O desdobramento como revelação
Reduzir uma obra, seja por vontade ou por questões práticas — de espaço, de evento, da ocasião de apresentação — é sempre um risco. Um espetáculo é como um tecido: o que o sustenta é a trama de seus fios. Nem sempre é possível cortar, nem sempre é possível tirar uma de suas partes, sem fazer o todo desfiar e se perder.
Mas a arte é matéria viva, que se reconstrói, se reajusta, e se atualiza. É por isso que versões encurtadas abrem um espaço ótimo para a reflexão sobre o essencial. Sobre aquilo que precisa ser dito para que não se perca esse sentido. E quando essa construção é alcançada, costumamos encontrar versões mais densas, mais abastadas, mais sintéticas das obras.

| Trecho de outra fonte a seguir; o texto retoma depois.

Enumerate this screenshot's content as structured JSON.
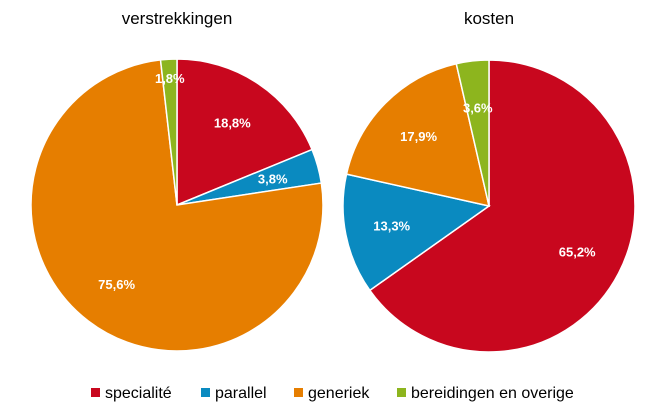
{
  "chart_data": [
    {
      "type": "pie",
      "title": "verstrekkingen",
      "slices": [
        {
          "category": "specialité",
          "value": 18.8,
          "label": "18,8%"
        },
        {
          "category": "parallel",
          "value": 3.8,
          "label": "3,8%"
        },
        {
          "category": "generiek",
          "value": 75.6,
          "label": "75,6%"
        },
        {
          "category": "bereidingen en overige",
          "value": 1.8,
          "label": "1,8%"
        }
      ]
    },
    {
      "type": "pie",
      "title": "kosten",
      "slices": [
        {
          "category": "specialité",
          "value": 65.2,
          "label": "65,2%"
        },
        {
          "category": "parallel",
          "value": 13.3,
          "label": "13,3%"
        },
        {
          "category": "generiek",
          "value": 17.9,
          "label": "17,9%"
        },
        {
          "category": "bereidingen en overige",
          "value": 3.6,
          "label": "3,6%"
        }
      ]
    }
  ],
  "legend": {
    "placement": "bottom",
    "items": [
      {
        "label": "specialité",
        "color": "#C8071E"
      },
      {
        "label": "parallel",
        "color": "#0A8AC0"
      },
      {
        "label": "generiek",
        "color": "#E67E00"
      },
      {
        "label": "bereidingen en overige",
        "color": "#8DB51E"
      }
    ]
  }
}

Esse tipo de formação só é possível quando a obra tem pensamento e propostas consistentes. Nesse sentido, “EU por detrás de MIM” é um prato cheio. Estreada em 2017, a obra estava em preparo desde 2014. Misturando uma referência à exposição “Seu Corpo Na Obra”, de Olafur Eliasson na Pinacoteca de São Paulo (2012), e o conto “O Espelho”, centro das “Primeiras Estórias” de Guimarães Rosa, encontramos o espaço para falar de identidade e do reconhecimento a partir do ato de se olhar e se procurar num espelho.
No começo da obra, uma sequencia de breves blackouts já anuncia a questão da repetição e dos desdobramentos, e a cada vez que enxergamos a cena, há algo que continua e algo que nela se altera. Mas tratam-se de alterações tão bem marcadas que pontuá-las fica difícil. Tentamos seguir a quantidade de bailarinos que, numa linha, vai aumentando. E, de repente, há outros bailarinos ao fundo ou à frente do palco. Na luz seguinte, a linha continua, mas já não sabemos quantos eram e quantos são agora, nem se os outros se moveram, se trocaram de lugar, ou se permanecem parados.

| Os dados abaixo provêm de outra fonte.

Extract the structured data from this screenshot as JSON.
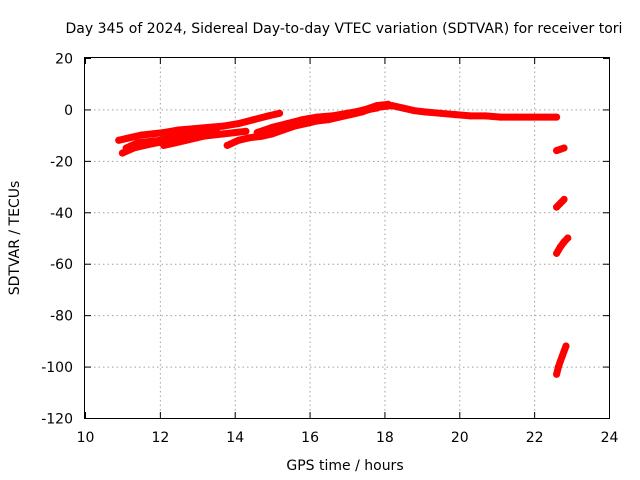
{
  "chart_data": {
    "type": "scatter",
    "title": "Day 345 of 2024, Sidereal Day-to-day VTEC variation (SDTVAR) for receiver tori",
    "xlabel": "GPS time / hours",
    "ylabel": "SDTVAR / TECUs",
    "xlim": [
      10,
      24
    ],
    "ylim": [
      -120,
      20
    ],
    "xticks": [
      10,
      12,
      14,
      16,
      18,
      20,
      22,
      24
    ],
    "yticks": [
      20,
      0,
      -20,
      -40,
      -60,
      -80,
      -100,
      -120
    ],
    "grid": true,
    "legend": "none",
    "color": "#ff0000",
    "series": [
      {
        "values": [
          [
            10.9,
            -12
          ],
          [
            11.2,
            -11
          ],
          [
            11.5,
            -10
          ],
          [
            11.8,
            -9.5
          ],
          [
            12.1,
            -9
          ],
          [
            12.5,
            -8
          ],
          [
            12.9,
            -7.5
          ],
          [
            13.3,
            -7
          ],
          [
            13.7,
            -6.5
          ],
          [
            14.1,
            -5.5
          ],
          [
            14.5,
            -4
          ],
          [
            14.9,
            -2.5
          ],
          [
            15.2,
            -1.5
          ]
        ]
      },
      {
        "values": [
          [
            11.0,
            -17
          ],
          [
            11.3,
            -15
          ],
          [
            11.6,
            -14
          ],
          [
            11.9,
            -13
          ],
          [
            12.2,
            -12.5
          ],
          [
            12.5,
            -12
          ],
          [
            12.8,
            -11
          ],
          [
            13.1,
            -10.5
          ],
          [
            13.4,
            -10
          ],
          [
            13.7,
            -9.5
          ],
          [
            14.0,
            -9
          ],
          [
            14.3,
            -8.5
          ]
        ]
      },
      {
        "values": [
          [
            11.1,
            -15
          ],
          [
            11.4,
            -13
          ],
          [
            11.7,
            -12.5
          ],
          [
            12.0,
            -12
          ],
          [
            12.3,
            -11
          ],
          [
            12.6,
            -10
          ],
          [
            12.9,
            -9.5
          ],
          [
            13.2,
            -9
          ],
          [
            13.5,
            -8
          ]
        ]
      },
      {
        "values": [
          [
            12.1,
            -14
          ],
          [
            12.4,
            -13
          ],
          [
            12.7,
            -12
          ],
          [
            13.0,
            -11
          ],
          [
            13.3,
            -10
          ],
          [
            13.6,
            -9.5
          ]
        ]
      },
      {
        "values": [
          [
            13.8,
            -14
          ],
          [
            14.1,
            -12
          ],
          [
            14.4,
            -11
          ],
          [
            14.7,
            -10.5
          ],
          [
            15.0,
            -9.5
          ],
          [
            15.3,
            -8
          ],
          [
            15.6,
            -6.5
          ],
          [
            15.9,
            -5.5
          ],
          [
            16.2,
            -4.5
          ],
          [
            16.5,
            -4
          ],
          [
            16.8,
            -3
          ],
          [
            17.1,
            -2
          ],
          [
            17.4,
            -1
          ],
          [
            17.7,
            0.5
          ],
          [
            17.9,
            1
          ],
          [
            18.2,
            1.5
          ],
          [
            18.5,
            0.5
          ],
          [
            18.8,
            -0.5
          ],
          [
            19.1,
            -1
          ],
          [
            19.5,
            -1.5
          ],
          [
            19.9,
            -2
          ],
          [
            20.3,
            -2.5
          ],
          [
            20.7,
            -2.5
          ],
          [
            21.1,
            -3
          ],
          [
            21.5,
            -3
          ],
          [
            21.9,
            -3
          ],
          [
            22.3,
            -3
          ],
          [
            22.6,
            -3
          ]
        ]
      },
      {
        "values": [
          [
            14.6,
            -9
          ],
          [
            15.0,
            -7
          ],
          [
            15.4,
            -5.5
          ],
          [
            15.8,
            -4
          ],
          [
            16.2,
            -3
          ],
          [
            16.6,
            -2.5
          ],
          [
            17.0,
            -1.5
          ],
          [
            17.4,
            -0.5
          ],
          [
            17.8,
            0.5
          ]
        ]
      },
      {
        "values": [
          [
            15.1,
            -8
          ],
          [
            15.5,
            -6.5
          ],
          [
            15.9,
            -5
          ],
          [
            16.3,
            -3.5
          ],
          [
            16.7,
            -2.5
          ],
          [
            17.1,
            -1.5
          ],
          [
            17.5,
            0
          ],
          [
            17.8,
            1.5
          ],
          [
            18.1,
            2
          ]
        ]
      },
      {
        "values": [
          [
            22.6,
            -16
          ],
          [
            22.7,
            -15.5
          ],
          [
            22.8,
            -15
          ]
        ]
      },
      {
        "values": [
          [
            22.6,
            -38
          ],
          [
            22.7,
            -36.5
          ],
          [
            22.8,
            -35
          ]
        ]
      },
      {
        "values": [
          [
            22.6,
            -56
          ],
          [
            22.7,
            -53.5
          ],
          [
            22.8,
            -51.5
          ],
          [
            22.9,
            -50
          ]
        ]
      },
      {
        "values": [
          [
            22.6,
            -103
          ],
          [
            22.65,
            -100
          ],
          [
            22.7,
            -98
          ],
          [
            22.75,
            -96
          ],
          [
            22.8,
            -94
          ],
          [
            22.85,
            -92
          ]
        ]
      }
    ]
  }
}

Frescor é algo que se perde fácil em espetáculos, especialmente após alguns anos se dançando a mesma coreografia. Mas aqui, ele vem presente como se ainda estivéssemos na estreia, porém acompanhado do bom amadurecimento do espetáculo, que já se limpou de alguns pequenos entraves, visíveis em sua primeira proposta.
Nessa versão, a única coisa ainda a atrapalhar o trabalho é o figurino da maior parte da obra, ternos oversized prateados, num tecido reflexivo que alimenta a imagem do espelhamento, mas mostra cada defeito de costura, e o desajuste geral das peças, como algo impróprio para a movimentação em cena.
Sem recorrer a uma adaptação, o espetáculo consegue transportar para a cena o processo da experiência esotérica que é apresentada por Guimarães Rosa em seu conto, em que um narrador não identificado conversa com um leitor quase como se conversasse consigo mesmo, enquanto busca, dentro do espelho, seu verdadeiro eu.
O processo é complexo, demandando o esforço por vezes doloroso de se despir de sua própria identidade, num procedimento entre o religioso e o caótico, de imitação e despojamento, que também se replica na coreografia de Bottosso. Há algo como uma esperança, uma iluminação final e reveladora, mas ela chega de um processo tão intenso, que nos apegamos mais ao desdobramento do que à revelação, que dura um só instante, mas permite, nesse instante, um vislumbre do verdadeiro eu: o eu por detrás de mim.
* A temporada de estreia de “EU por detrás de MIM” foi criticada no da Quarta Parede em 2017. Trechos da crítica original foram usados na construção deste novo texto.